Infeksi nosokomial banyak terjadi di seluruh dunia dengan kejadian terbanyak di
negara miskin dan yang sedang berkembang karena penyakit-penyakit infeksi masih
menjadi penyebab utama. Suatu penelitian yang dilakukan oleh WHO pada tahun 2000
menunjukkan bahwa adanya infeksi nosokomial sekitar 8,7% dari 55 rumah sakit di 14
negara yang berasal dari Eropa, Timur Tengah, Asia Tenggara dan Pasifik dengan Asia
Tenggara sebanyak 10% (Ducel,2002).
Terdapat beberapa faktor yang mempengaruhi terjadinya infeksi nosokomial di
rumah sakit, salah satunya adalah faktor lingkungan. Kualitas lingkungan di rumah sakit
menjadi salah satu hal yang perlu diperhatikan. Bakteri merupakan salah satu penyebab
dari berbagai infeksi yang ada di rumah sakit dan menyebabkan penyakit pada tubuh
manusia dan dapat hidup didalamnya. Pada umumnya mikroorganisme ini dapat bertahan
hidup disetiap tempat, dalam air, udara, tanah, makanan, lantai dan jaringan tubuh atau
benda mati lainnya (Utama, 2006).
Infeksi nosokomial berpotensi terjadi di semua rumah sakit, salah satunya adalah
Rumah Sakit Umum Puri Raharja Denpasar. Berdasarkan data awal, pemeriksaan bakteri
pada tiga ruang operasi dan satu Ruang Intensive Care Unit (ICU) Rumah Sakit Umum
Puri Raharja Denpasar melebihi nilai standar yakni pada Ruang Operasi 1 (20,77
CFU/m3); Ruang Operasi 2 (40,03 CFU/m3); Ruang Operasi 3 (25,47 CFU/m3); dan
Ruang ICU (225,03 CFU/m3). Berdasarkan Keputusan Menteri Kesehatan Nomor
1204/MENKES/SK/2004 tentang Kesehatan Lingkungan Rumah Sakit, bakumutu
konsentrasi maksimum mikro-organisme per m3 udara pada ruang operasi adalah 10
CFU/m3 sedangkan pada ruang ICU adalah 200 CFU/m3. Penelitian di Ruang ICU RS
Dr. Wahidin Sudirohusodo, Makasar, tahun 2009, menunjukkan bahwa Klebsiella
pneumonia adalah bakteri terbanyak (28,3%) yang berpengaruh terhadap tingginya
prevalensi infeksi nosokomial di Ruang ICU sehingga ada pengaruh yang cukup tinggi
antara bakteri pada udara terhadap kejadian infeksi nosokomial (Vinisia, 2010).

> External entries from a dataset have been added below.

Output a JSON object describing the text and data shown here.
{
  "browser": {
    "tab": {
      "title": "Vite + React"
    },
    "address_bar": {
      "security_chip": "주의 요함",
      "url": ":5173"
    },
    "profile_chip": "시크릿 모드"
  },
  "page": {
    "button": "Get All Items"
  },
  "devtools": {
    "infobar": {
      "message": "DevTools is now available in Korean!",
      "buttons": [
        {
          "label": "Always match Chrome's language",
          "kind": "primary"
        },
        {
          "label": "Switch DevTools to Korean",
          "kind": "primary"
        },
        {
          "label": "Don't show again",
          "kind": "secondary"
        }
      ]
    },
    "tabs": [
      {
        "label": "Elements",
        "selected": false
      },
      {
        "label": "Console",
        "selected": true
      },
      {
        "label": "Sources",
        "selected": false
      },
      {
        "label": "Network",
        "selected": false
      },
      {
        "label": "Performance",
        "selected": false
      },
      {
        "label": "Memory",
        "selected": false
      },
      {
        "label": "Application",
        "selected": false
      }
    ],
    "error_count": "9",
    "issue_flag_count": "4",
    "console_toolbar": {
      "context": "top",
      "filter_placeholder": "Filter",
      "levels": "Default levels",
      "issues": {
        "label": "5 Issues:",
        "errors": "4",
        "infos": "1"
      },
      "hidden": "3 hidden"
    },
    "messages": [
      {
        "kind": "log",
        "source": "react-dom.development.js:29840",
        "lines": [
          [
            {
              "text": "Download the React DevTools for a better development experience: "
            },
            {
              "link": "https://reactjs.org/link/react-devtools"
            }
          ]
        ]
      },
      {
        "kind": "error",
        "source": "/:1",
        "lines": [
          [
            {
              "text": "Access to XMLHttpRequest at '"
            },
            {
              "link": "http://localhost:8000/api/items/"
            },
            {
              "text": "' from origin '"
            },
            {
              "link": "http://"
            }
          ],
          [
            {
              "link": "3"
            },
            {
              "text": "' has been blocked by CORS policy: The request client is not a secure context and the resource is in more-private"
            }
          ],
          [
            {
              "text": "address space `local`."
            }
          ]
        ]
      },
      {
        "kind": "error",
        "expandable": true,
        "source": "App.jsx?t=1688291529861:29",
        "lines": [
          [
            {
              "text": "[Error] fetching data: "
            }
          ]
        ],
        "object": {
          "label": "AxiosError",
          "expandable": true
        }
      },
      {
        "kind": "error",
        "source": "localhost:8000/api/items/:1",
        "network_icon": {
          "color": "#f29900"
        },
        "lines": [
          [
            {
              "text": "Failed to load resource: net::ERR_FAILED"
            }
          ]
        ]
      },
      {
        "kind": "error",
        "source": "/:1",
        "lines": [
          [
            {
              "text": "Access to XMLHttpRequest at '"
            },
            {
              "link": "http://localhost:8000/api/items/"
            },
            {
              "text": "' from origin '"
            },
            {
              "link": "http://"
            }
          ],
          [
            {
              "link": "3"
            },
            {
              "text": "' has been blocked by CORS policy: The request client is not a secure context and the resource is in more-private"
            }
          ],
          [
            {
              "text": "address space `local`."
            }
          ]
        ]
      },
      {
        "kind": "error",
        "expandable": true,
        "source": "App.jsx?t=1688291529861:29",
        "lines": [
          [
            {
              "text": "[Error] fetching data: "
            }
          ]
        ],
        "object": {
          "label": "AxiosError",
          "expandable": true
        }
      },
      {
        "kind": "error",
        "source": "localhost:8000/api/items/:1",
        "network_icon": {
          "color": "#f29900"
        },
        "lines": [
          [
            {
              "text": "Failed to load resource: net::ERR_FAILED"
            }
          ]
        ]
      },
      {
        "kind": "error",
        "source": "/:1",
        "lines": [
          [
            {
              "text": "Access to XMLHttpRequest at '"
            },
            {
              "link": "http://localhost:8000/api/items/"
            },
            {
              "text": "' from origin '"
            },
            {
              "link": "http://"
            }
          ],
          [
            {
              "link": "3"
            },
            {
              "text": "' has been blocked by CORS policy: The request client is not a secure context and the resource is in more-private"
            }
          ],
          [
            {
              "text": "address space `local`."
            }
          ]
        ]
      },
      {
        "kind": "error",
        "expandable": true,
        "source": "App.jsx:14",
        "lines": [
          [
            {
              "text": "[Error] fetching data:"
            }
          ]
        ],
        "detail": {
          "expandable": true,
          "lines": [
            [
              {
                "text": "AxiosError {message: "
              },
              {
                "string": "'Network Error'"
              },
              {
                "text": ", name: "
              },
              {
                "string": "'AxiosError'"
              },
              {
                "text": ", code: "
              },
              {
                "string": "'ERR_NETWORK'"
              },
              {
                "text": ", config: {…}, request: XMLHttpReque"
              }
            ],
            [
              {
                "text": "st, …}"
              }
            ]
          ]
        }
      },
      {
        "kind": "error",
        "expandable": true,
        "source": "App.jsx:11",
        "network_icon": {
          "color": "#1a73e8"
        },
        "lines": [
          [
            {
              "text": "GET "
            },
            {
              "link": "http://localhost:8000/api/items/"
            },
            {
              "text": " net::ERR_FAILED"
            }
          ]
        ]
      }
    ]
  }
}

Polusi
udara sebagai salah satu faktor terjadinya infeksi nosokomial dalam ruangan berhubungan
dengan bangunan itu sendiri, perlengkapan dalam ruangan kondisi bangunan, dan hal-hal
lain yang berhubungan dengan perilaku orang-orang yang masuk ke ruangan seperti pada
perawat. Sumber dan cara penularan yang paling banyak adalah melalui tangan personil
kesehatan (Patricia dan Potter, 2005). Infeksi nosokomial ini tidak hanya mengenai pasien
saja, tetapi dapat juga mengenai seluruh personil rumah sakit yang berhubungan langsung
dengan pasien (Light, 2001).
Perawat berperan dalam pencegahan infeksi nosokomial, hal ini disebabkan
karena perawat merupakan salah satu anggota tim kesehatan yang berhubungan langsung
dengan pasien di rumah sakit. Perawat juga bertanggung jawab menjaga keselamatan
pasien selama dirawat di rumah sakit, salah satunya mencegah pasien dari infeksi
nosokomial. Infeksi nosokomial selain dapat terjadi pada pasien yang dirawat di rumah
sakit, dapat juga terjadi pada para petugas rumah sakit. Berbagai prosedur penanganan
pasien memungkinkan petugas terpajan dengan kuman yang berasal dari pasien
(Nurmantono, 2005). Di unit perawatan intensif aktifitas perawat tinggi dan cepat, hal ini
sering menyebabkan perawat kurang memperhatikan teknik aseptik dalam melakukan
tindakan keperawatan (Patricia dan Potter, 2005). Salah satu tindakan invasif yang paling
sering dilakukan di rumah sakit adalah pemasangan infus. Pada penelitian yang dilakukan
oleh Wayunah (2011) angka kejadian infeksi jarum infus pada rumah sakit swasta dan
pemerintah di Jakarta sebesar 38-73% dari total responden penelitian.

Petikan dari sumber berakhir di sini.